This is a really simple question that I think I have answered, but I'm not altogether satisfied and would like confirmation or an alternative. We define the simplices
$$ \begin{align} [A,B] : \Delta^1\to\mathbb R & & [B,A]:\Delta^1\to\mathbb R \\ e_1 \mapsto A & & e_1\mapsto B \\ e_2\mapsto B & & e_2 \mapsto A \end{align} $$
where $\Delta^1$ is the standard 1-simplex and $e_1 = (1,0), \, e_2 = (0,1)$. I'm now asked to prove that $[A,B] \neq -[B,A]$ in $S_1(\mathbb R)$, but they are in fact equal in homology.
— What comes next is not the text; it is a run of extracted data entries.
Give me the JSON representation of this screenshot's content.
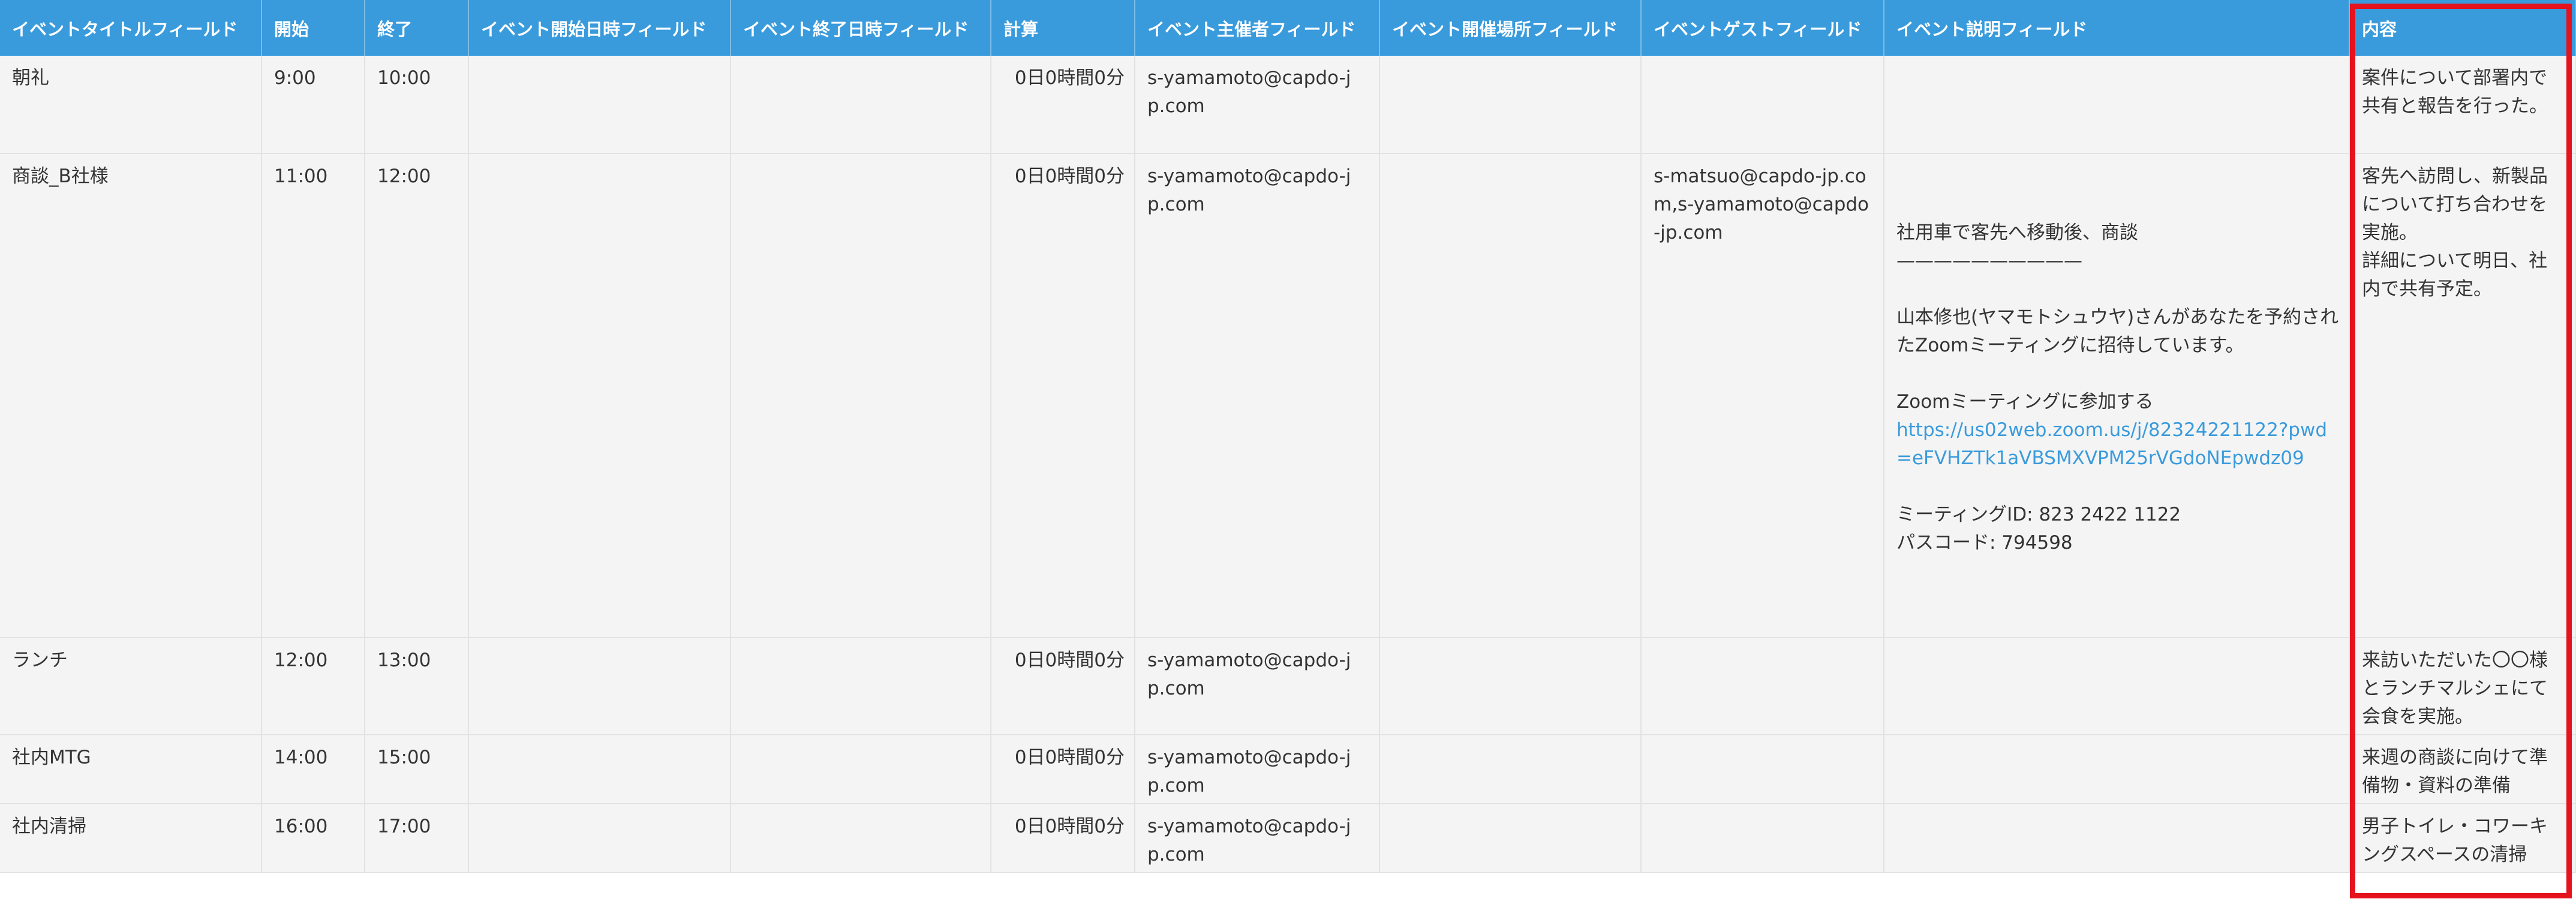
{
  "columns": {
    "title": "イベントタイトルフィールド",
    "start": "開始",
    "end": "終了",
    "start_datetime": "イベント開始日時フィールド",
    "end_datetime": "イベント終了日時フィールド",
    "calc": "計算",
    "organizer": "イベント主催者フィールド",
    "location": "イベント開催場所フィールド",
    "guests": "イベントゲストフィールド",
    "description": "イベント説明フィールド",
    "content": "内容"
  },
  "rows": [
    {
      "title": "朝礼",
      "start": "9:00",
      "end": "10:00",
      "calc": "0日0時間0分",
      "organizer": "s-yamamoto@capdo-jp.com",
      "guests": "",
      "content": "案件について部署内で共有と報告を行った。"
    },
    {
      "title": "商談_B社様",
      "start": "11:00",
      "end": "12:00",
      "calc": "0日0時間0分",
      "organizer": "s-yamamoto@capdo-jp.com",
      "guests": "s-matsuo@capdo-jp.com,s-yamamoto@capdo-jp.com",
      "content": "客先へ訪問し、新製品について打ち合わせを実施。\n詳細について明日、社内で共有予定。",
      "description": {
        "line1": "社用車で客先へ移動後、商談",
        "separator": "——————————",
        "invite": "山本修也(ヤマモトシュウヤ)さんがあなたを予約されたZoomミーティングに招待しています。",
        "join": "Zoomミーティングに参加する",
        "link": "https://us02web.zoom.us/j/82324221122?pwd=eFVHZTk1aVBSMXVPM25rVGdoNEpwdz09",
        "meeting_id": "ミーティングID: 823 2422 1122",
        "passcode": "パスコード: 794598"
      }
    },
    {
      "title": "ランチ",
      "start": "12:00",
      "end": "13:00",
      "calc": "0日0時間0分",
      "organizer": "s-yamamoto@capdo-jp.com",
      "guests": "",
      "content": "来訪いただいた〇〇様とランチマルシェにて会食を実施。"
    },
    {
      "title": "社内MTG",
      "start": "14:00",
      "end": "15:00",
      "calc": "0日0時間0分",
      "organizer": "s-yamamoto@capdo-jp.com",
      "guests": "",
      "content": "来週の商談に向けて準備物・資料の準備"
    },
    {
      "title": "社内清掃",
      "start": "16:00",
      "end": "17:00",
      "calc": "0日0時間0分",
      "organizer": "s-yamamoto@capdo-jp.com",
      "guests": "",
      "content": "男子トイレ・コワーキングスペースの清掃"
    }
  ],
  "colors": {
    "header_bg": "#3A9BDC",
    "row_bg": "#f4f4f4",
    "link": "#3A9BDC",
    "highlight": "#e4131d"
  }
}
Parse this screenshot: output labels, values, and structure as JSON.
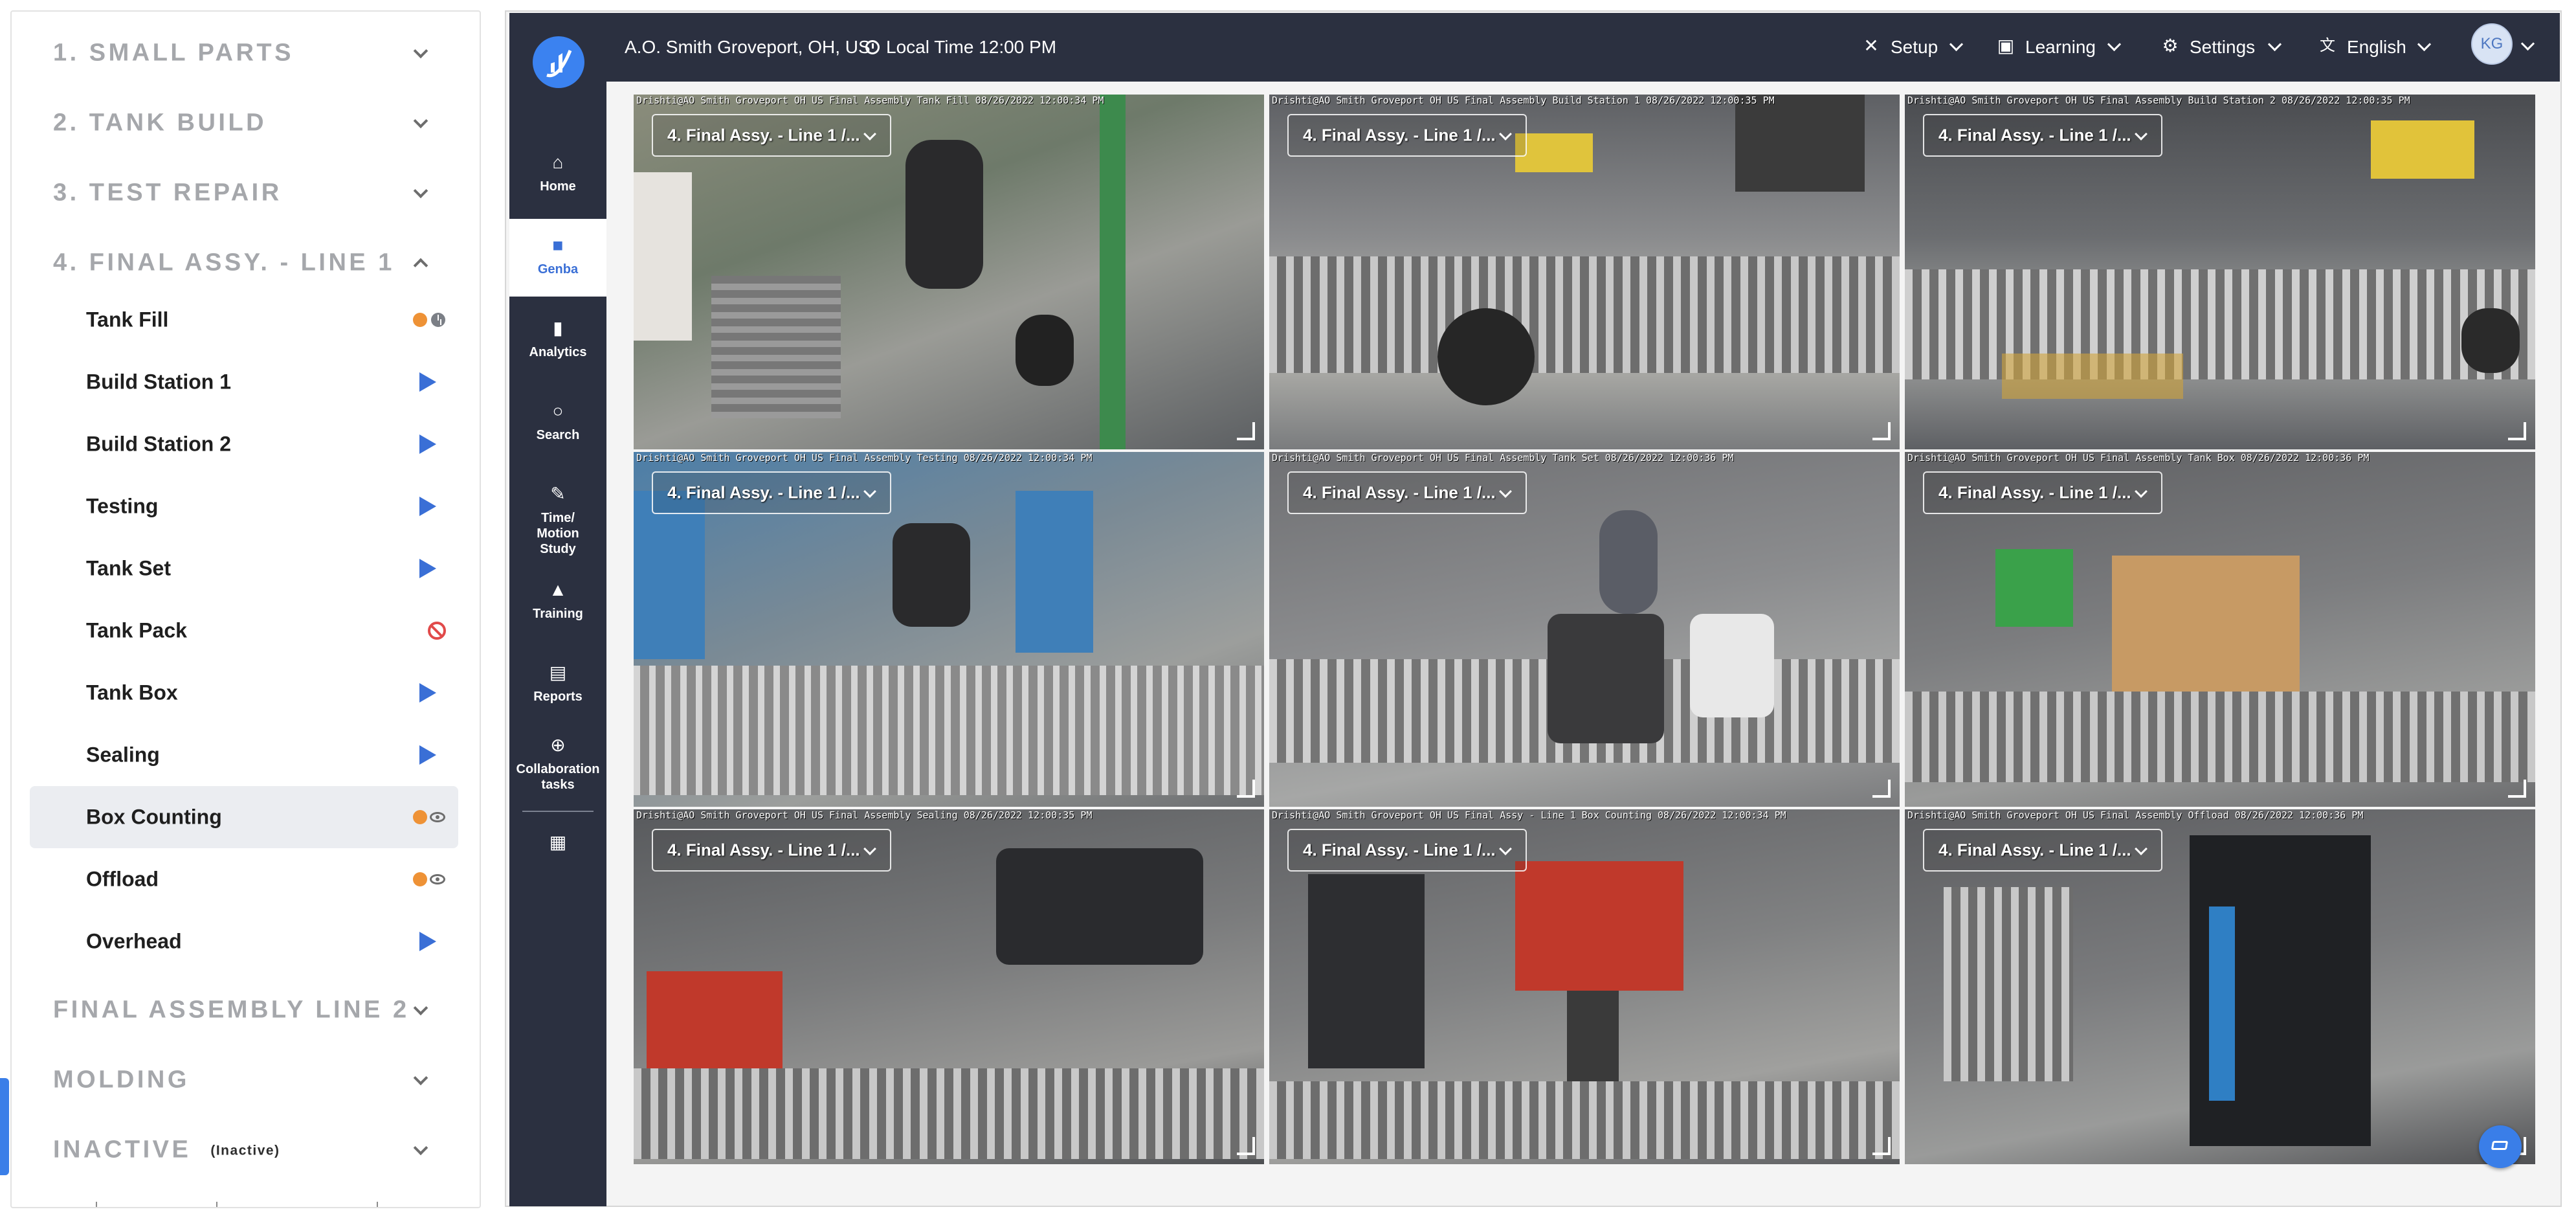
{
  "sidebar": {
    "groups_top": [
      {
        "label": "1. SMALL PARTS"
      },
      {
        "label": "2. TANK BUILD"
      },
      {
        "label": "3. TEST REPAIR"
      },
      {
        "label": "4. FINAL ASSY. - LINE 1"
      }
    ],
    "stations": [
      {
        "label": "Tank Fill",
        "status": "orange-dot+clock-icon"
      },
      {
        "label": "Build Station 1",
        "status": "play-icon"
      },
      {
        "label": "Build Station 2",
        "status": "play-icon"
      },
      {
        "label": "Testing",
        "status": "play-icon"
      },
      {
        "label": "Tank Set",
        "status": "play-icon"
      },
      {
        "label": "Tank Pack",
        "status": "ban-icon"
      },
      {
        "label": "Tank Box",
        "status": "play-icon"
      },
      {
        "label": "Sealing",
        "status": "play-icon"
      },
      {
        "label": "Box Counting",
        "status": "orange-dot+eye-icon",
        "selected": true
      },
      {
        "label": "Offload",
        "status": "orange-dot+eye-icon"
      },
      {
        "label": "Overhead",
        "status": "play-icon"
      }
    ],
    "groups_bottom": [
      {
        "label": "FINAL ASSEMBLY LINE 2"
      },
      {
        "label": "MOLDING"
      },
      {
        "label": "INACTIVE",
        "sub": "(Inactive)"
      }
    ]
  },
  "topbar": {
    "location": "A.O. Smith Groveport, OH, US",
    "local_time": "Local Time 12:00 PM",
    "menus": [
      {
        "label": "Setup",
        "icon": "wrench-icon"
      },
      {
        "label": "Learning",
        "icon": "book-icon"
      },
      {
        "label": "Settings",
        "icon": "gear-icon"
      },
      {
        "label": "English",
        "icon": "translate-icon"
      }
    ],
    "user_initials": "KG"
  },
  "nav": [
    {
      "label": "Home",
      "icon": "home-icon"
    },
    {
      "label": "Genba",
      "icon": "video-camera-icon",
      "active": true
    },
    {
      "label": "Analytics",
      "icon": "bar-chart-icon"
    },
    {
      "label": "Search",
      "icon": "search-icon"
    },
    {
      "label": "Time/ Motion Study",
      "icon": "stopwatch-pen-icon"
    },
    {
      "label": "Training",
      "icon": "graduation-cap-icon"
    },
    {
      "label": "Reports",
      "icon": "document-icon"
    },
    {
      "label": "Collaboration tasks",
      "icon": "target-icon"
    }
  ],
  "cameras": [
    {
      "overlay": "Drishti@AO Smith Groveport OH US Final Assembly Tank Fill 08/26/2022 12:00:34 PM",
      "line": "4. Final Assy. - Line 1 /..."
    },
    {
      "overlay": "Drishti@AO Smith Groveport OH US Final Assembly Build Station 1 08/26/2022 12:00:35 PM",
      "line": "4. Final Assy. - Line 1 /..."
    },
    {
      "overlay": "Drishti@AO Smith Groveport OH US Final Assembly Build Station 2 08/26/2022 12:00:35 PM",
      "line": "4. Final Assy. - Line 1 /..."
    },
    {
      "overlay": "Drishti@AO Smith Groveport OH US Final Assembly Testing 08/26/2022 12:00:34 PM",
      "line": "4. Final Assy. - Line 1 /..."
    },
    {
      "overlay": "Drishti@AO Smith Groveport OH US Final Assembly Tank Set 08/26/2022 12:00:36 PM",
      "line": "4. Final Assy. - Line 1 /..."
    },
    {
      "overlay": "Drishti@AO Smith Groveport OH US Final Assembly Tank Box 08/26/2022 12:00:36 PM",
      "line": "4. Final Assy. - Line 1 /..."
    },
    {
      "overlay": "Drishti@AO Smith Groveport OH US Final Assembly Sealing 08/26/2022 12:00:35 PM",
      "line": "4. Final Assy. - Line 1 /..."
    },
    {
      "overlay": "Drishti@AO Smith Groveport OH US Final Assy - Line 1 Box Counting 08/26/2022 12:00:34 PM",
      "line": "4. Final Assy. - Line 1 /..."
    },
    {
      "overlay": "Drishti@AO Smith Groveport OH US Final Assembly Offload 08/26/2022 12:00:36 PM",
      "line": "4. Final Assy. - Line 1 /..."
    }
  ],
  "colors": {
    "sidebar_dark": "#2b3040",
    "accent_blue": "#3a6fd6",
    "status_orange": "#ee9236",
    "status_red": "#e14a4a"
  }
}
Oddly the second part is the easiest, since I have found a chain $\sigma$ such that $\partial\sigma = [A,B] + [B,A]$. I'm still getting used to the group of simplicial chains just being declared as it is (unlike homotopy groups which are more obviously tied to topological operations), which is my confusion with the first part. Am I correct in saying that $[A,B] \neq -[B,A]$ because, since $S_1(\mathbb R)$ is the free abelian group generated by all 1-simplices, then $\langle [A,B]\rangle \cap \langle [B,A]\rangle = 0$ (since they are not equal as maps) and therefore one cannot be a multiple of the other?